De todos os massacres ocorridos na Palestina durante esse sinistro período, no entanto, o que ficou mais tristemente conhecido foi o de Deir Yassin. Conforme escreve Illan Papé, no livro A Limpeza Étnica na Palestina (São Paulo: Sundermann, 2016):
Os soldados judeus coalhavam as casas de tiros de metralhadora, matando muitos de seus habitantes. Os aldeões sobreviventes foram então reunidos em um único lugar e assassinados a sangue frio, com seus corpos violados enquanto uma grande quantidade de mulheres era estuprada e depois morta.
Fahim Zaydan, que tinha 12 anos de idade na época, relembrou como viu sua família ser morta diante de seus olhos:
“Tiraram-nos um depois do outro, atiraram em um velho, e quando uma de suas filhas gritou, atiraram nela também. Então chamaram meu irmão Muhammad e mataram-no diante de nós, e quando minha mãe berrou, debruçando-se sobre ele – como minha irmãzinha Hudra nos braços, dando-lhe de mamar –, eles a mataram também.”
O próprio Zaydan foi alvejado, quando estava na linha de crianças que os soldados judeus perfilaram contra uma parede, na qual cravejaram balas, “só por diversão”, antes de irem-se. Ferido, teve sorte de sobreviver.
O número total de mortos ainda hoje é motivo de controvérsia entre os historiadores – fala-se em 93, 170 ou até 254 civis massacrados, incluindo 30 bebês. As ações paramilitares sionistas estenderam-se a outras regiões, como Jenin, Saris, Beit Surik e Biddu, sempre com o mesmo trágico roteiro de casas demolidas, mulheres estupradas, olivais e laranjais arrasados, rebanhos abatidos, objetos de valor roubados pelos paramilitares e “homens em idade militar”, desde crianças de 10 anos de idade até adultos de 50 anos, executados.

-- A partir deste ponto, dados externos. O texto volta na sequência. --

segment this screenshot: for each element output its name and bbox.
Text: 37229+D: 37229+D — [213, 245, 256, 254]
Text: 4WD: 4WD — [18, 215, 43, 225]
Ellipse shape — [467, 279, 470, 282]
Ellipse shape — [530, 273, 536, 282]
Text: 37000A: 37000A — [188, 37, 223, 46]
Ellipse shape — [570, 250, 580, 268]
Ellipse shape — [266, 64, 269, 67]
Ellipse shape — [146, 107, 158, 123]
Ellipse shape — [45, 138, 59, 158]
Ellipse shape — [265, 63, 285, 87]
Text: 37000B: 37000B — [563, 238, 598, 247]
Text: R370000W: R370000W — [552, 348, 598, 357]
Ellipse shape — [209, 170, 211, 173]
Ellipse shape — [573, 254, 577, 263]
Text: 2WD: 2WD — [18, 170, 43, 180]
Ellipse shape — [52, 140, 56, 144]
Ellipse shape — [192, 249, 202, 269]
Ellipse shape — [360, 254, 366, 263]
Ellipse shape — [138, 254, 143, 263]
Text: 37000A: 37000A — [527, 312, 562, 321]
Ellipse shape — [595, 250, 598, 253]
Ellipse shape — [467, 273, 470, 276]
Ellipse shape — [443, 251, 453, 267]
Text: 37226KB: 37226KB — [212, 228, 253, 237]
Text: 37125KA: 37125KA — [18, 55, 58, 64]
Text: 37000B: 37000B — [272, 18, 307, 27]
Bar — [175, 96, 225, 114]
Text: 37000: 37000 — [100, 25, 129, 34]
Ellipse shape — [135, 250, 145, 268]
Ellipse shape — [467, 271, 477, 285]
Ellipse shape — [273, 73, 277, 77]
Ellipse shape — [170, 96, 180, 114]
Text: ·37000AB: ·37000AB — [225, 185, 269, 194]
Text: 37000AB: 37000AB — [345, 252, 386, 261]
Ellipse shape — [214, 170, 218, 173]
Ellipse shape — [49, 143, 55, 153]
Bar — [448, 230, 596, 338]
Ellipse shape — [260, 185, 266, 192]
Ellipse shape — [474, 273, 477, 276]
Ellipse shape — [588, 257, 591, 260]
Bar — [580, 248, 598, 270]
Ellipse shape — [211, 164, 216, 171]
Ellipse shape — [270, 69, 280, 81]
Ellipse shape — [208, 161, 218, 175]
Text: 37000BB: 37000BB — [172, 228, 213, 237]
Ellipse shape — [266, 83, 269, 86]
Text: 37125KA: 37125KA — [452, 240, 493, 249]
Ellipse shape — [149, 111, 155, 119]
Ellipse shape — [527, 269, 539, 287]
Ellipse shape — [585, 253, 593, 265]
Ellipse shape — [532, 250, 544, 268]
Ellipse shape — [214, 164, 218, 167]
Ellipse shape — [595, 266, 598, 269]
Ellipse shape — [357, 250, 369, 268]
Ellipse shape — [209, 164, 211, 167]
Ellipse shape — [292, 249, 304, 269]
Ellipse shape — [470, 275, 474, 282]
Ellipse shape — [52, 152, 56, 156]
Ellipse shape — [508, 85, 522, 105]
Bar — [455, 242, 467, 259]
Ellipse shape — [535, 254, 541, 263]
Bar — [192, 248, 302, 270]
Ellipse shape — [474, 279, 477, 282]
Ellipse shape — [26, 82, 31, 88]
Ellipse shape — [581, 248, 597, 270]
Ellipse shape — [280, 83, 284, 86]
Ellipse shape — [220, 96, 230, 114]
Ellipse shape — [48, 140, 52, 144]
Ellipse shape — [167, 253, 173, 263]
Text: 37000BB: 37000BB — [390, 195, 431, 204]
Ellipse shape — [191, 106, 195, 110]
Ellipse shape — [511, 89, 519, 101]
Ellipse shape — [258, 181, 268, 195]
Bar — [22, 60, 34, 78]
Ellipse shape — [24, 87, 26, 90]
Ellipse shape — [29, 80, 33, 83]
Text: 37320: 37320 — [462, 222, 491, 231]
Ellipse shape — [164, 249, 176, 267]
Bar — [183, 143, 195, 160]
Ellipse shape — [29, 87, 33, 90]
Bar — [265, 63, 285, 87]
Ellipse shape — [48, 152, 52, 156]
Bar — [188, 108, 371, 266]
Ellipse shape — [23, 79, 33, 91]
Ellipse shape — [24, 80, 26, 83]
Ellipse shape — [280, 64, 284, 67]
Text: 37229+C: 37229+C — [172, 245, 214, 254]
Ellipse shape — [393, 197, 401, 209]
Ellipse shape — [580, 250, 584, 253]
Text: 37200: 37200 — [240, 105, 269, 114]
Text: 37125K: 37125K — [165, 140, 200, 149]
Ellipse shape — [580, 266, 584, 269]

Essa operação de “limpeza étnica” e genocídio se arrastou entre os anos de 1947 e 1948, sobretudo, quando os sionistas, recusando a partilha da Palestina proposta pela ONU, que criava dois estados, um árabe, outro judeu, se apropriaram de 80% da Palestina – deixando a Jordânia anexar a chamada Cisjordânia e o Egito controlar a Faixa de Gaza, enquanto Jerusalém, até a Guerra dos Seis Dias, em 1967, ficou sob mandato internacional. Segundo a versão oficial sionista, ensinada nas escolas de Israel e propagada pela grande mídia ocidental, o que houve nessa época foi uma “guerra” entre árabes e judeus, versão que não encontra bases históricas comprováveis.
Os chamados “novos historiadores” de Israel, incluindo o próprio Illan Papé, afirmam o contrário: que na Palestina, até as primeiras décadas do século 20, a população árabe era de 95%, entre muçulmanos e cristãos, e a minoria judaica era formada por 5%. Ao longo de séculos, não houve conflitos entre essas comunidades, até a imigração massiva de judeus estrangeiros para a Palestina, onde compravam grandes quantidades de terras de latifundiários palestinos – muitos deles viviam no exterior – e expulsavam os camponeses palestinos, que eram substituídos por trabalhadores judeus.
Após o fim da 1ª Guerra Mundial, em 1918, e a dissolução do Império Otomano, a Palestina passou a ser administrada pelo Mandato Britânico, que apoiou a causa sionista. Os ingleses aceitaram a imigração de milhares de judeus estrangeiros para a região, modificando a composição original da população local, treinaram e armaram milícias judaicas, como a Stern, a Irgun e a Haganá, permitiram a criação de bancos, hospitais, escolas e outros serviços destinados apenas à população judaica e, na prática, deixaram surgir um estado dentro de outro estado. Com o final da 2ª Guerra Mundial, em 1945, e a revelação dos horrores do Holocausto, aconteceram novas imigrações de judeus estrangeiros para a Palestina, que foi dividida pela ONU em duas áreas, uma para judeus, outra para os árabes.
Essa partilha, no entanto, nunca existiu de fato: os árabes não ficaram felizes em perderem metade de seu país para pessoas que vieram de fora, que não tinham nenhuma relação com a região, além da remota origem religiosa e cultural. E os judeus sempre tiveram como perspectiva a conquista integral da Palestina, para a criação de um estado nacional judeu, objetivo exposto no livro O Estado Judeu, de Theodor Hertzl, publicado no final do século 19 e base teórica do sionismo, uma ideologia nacionalista, colonialista e militarista, que considerava os árabes “primitivos” e “inferiores” culturalmente, enquanto os judeus seriam os representantes da “civilização ocidental” na rica e estratégica região do Oriente Médio.
O objetivo sionista foi conseguido pelas vias do terrorismo, da intimidação, da chantagem diplomática, do apoio anglo-americano e da intervenção militar contra populações civis indefesas – situação que persiste até os dias atuais.